Further and further north we went. Somewhere over the plains of Siberia, snow started to fall around us. An eery red and green light flickered over the night sky, as the aurora greeted us in its homeland. An equally eery blue light on the ground indicated we had reached Novaja Zemlja, the ancient nuclear testing area of the then still existing Soviet Union. Absent-mindedly, I started to hum a tune of an almost forgotten German pop starlet named Maus Bunt. "Novaja Zemlja, es waren keine Semmeln da..."
"Watch out!" cried Cindy suddenly. Something loud and noisy whizzed past us. A few hundred meters over us, it exploded in a blinding ball of fire.
"Dammit!" Cindy yelled. "Anti-aircraft missiles! Hold on tight!" She flapped her fluke and made a sharp turn. Another rocket narrowly missed us. The explosion was so close that it singed my moustache.
"Let's get out of here!" I shouted. But, alas, an upside-down inflated blue whale is not nearly as manoeuvrable as, say, a flying brick. The third missile detonated so close that Cindy was thrown around in the air and rotated uncontrollably. I howled in pain as I slipped off her back and ended up hanging on my moustache, which was still knotted to the pigtail. Then, with a very unpleasant tearing sound, a large part of my moustache was ripped out. Seperated from my safety line, I fell once more, and this time for real. "Tolkien, save meeee!" I wailed as I spiralled towards the ground.
***
I later learned that Cindy was all right. The Soviet recruits on the missile launcher were young and inexperienced, their fingers were frozen and their stomachs full of vodka. They fired a few more shots, but again they failed to hit her. More southerly winds blew Cindy back into central Siberia, where she finally ran out of air over Norilsk and landed smoothly on a field outside the town. After a short walk into the city she was able to catch a train back to the sea. She still got into quite an argument with the station officials, who wanted to make her pay for all the fifteen seats she occupied, while Cindy insisted that, being a single person, she only needed a single ticket. This, however, was little more than a nuisance compared with being inflated or shot at.
***
I, meanwhile, was in a slightly more dire situation, spinning towards the ground at an alarming speed. I do not know how long I fell, because I was not really in the mood to stop the time. But fortunately, by then we were close enough to the ground to make the fall non-lethal, if the surface to land on was soft enough. And it was. For with a huge splash I landed in what I had expected least - a colossal iron pot full of mashed blueberries.
I gasped and struggled, then I carefully got up. I noticed the pot, at least five metres wide, was shallow enough that I could stand in it, immersed in blueberries up to my neck. The pain in my right foot indicated that I had a strained ankle, and my upper lip was sore and bleeding all over my utterly ruined moustache. But otherwise, I was fine.

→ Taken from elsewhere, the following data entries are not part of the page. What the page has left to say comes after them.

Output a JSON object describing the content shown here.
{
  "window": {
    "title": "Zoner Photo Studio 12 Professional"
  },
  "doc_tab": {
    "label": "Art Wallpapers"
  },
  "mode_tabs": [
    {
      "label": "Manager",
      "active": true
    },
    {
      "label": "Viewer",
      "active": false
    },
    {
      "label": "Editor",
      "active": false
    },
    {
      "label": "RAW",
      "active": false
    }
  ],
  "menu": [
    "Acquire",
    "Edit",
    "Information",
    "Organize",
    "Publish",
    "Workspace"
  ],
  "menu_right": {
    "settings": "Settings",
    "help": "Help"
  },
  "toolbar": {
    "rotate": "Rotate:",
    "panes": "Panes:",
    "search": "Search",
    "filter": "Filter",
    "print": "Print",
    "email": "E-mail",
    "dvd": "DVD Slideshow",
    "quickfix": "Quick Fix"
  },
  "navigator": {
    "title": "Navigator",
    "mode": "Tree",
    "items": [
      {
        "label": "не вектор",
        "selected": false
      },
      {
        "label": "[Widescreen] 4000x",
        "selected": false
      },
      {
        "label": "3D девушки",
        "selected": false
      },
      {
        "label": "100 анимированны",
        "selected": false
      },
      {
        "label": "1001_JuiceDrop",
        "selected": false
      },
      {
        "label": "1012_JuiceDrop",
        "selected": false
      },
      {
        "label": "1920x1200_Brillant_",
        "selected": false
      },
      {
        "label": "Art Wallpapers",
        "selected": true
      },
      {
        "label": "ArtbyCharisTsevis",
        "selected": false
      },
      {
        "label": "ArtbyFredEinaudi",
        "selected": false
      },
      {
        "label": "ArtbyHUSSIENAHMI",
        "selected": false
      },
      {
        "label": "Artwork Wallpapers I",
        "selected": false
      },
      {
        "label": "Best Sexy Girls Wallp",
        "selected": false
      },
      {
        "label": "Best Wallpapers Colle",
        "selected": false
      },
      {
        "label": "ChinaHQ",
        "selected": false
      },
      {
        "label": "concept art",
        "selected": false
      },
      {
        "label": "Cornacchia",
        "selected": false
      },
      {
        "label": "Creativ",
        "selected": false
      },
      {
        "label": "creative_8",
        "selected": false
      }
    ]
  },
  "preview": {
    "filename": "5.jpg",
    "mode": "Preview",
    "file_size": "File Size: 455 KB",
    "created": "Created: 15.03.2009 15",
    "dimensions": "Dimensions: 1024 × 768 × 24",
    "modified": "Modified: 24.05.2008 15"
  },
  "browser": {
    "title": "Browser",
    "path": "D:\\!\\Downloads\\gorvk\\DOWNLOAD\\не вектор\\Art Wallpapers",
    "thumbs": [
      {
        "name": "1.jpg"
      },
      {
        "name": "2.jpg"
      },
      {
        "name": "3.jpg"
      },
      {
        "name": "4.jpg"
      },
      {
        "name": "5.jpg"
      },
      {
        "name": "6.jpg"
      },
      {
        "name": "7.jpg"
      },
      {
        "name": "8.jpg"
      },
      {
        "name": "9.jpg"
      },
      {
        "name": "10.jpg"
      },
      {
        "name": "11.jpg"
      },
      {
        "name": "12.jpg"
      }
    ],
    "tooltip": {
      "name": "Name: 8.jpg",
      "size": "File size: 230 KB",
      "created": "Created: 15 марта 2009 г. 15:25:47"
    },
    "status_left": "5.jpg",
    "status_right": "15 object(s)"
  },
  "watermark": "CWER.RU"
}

About two dozens of people were standing around the pot. Most were middle-aged women, typical babushkas of the Siberian countryside, burly and tanned from a life of hard work on the fields. All were sprinkled with blueberry juice from my impact and were obviously quite angry.
"You fool! You ruined our annual Blueberry Harvest Celebration!" yelled one of them with a rural Russian accent. "Now look at the mess!"
"Did you at least wash your feet before jumping in?" clamoured another.
I stuttered an apology, but it fell on deaf ears. The atmosphere was getting more and more violent, but fortunately I was saved by a small man with receding hair and a fine suit. He and a big, grim-looking guy - his bodyguard, I supposed - were the only males present. "Now, now, comrades!" the man said. "Let us not forget our manners. I am sure this was just an accident. Boris Nikolayevich" -he turned to the big man- "hand this comrade a towel, and me too. And then we will sit down and talk. I like talks. I am not a violent man, as you all know."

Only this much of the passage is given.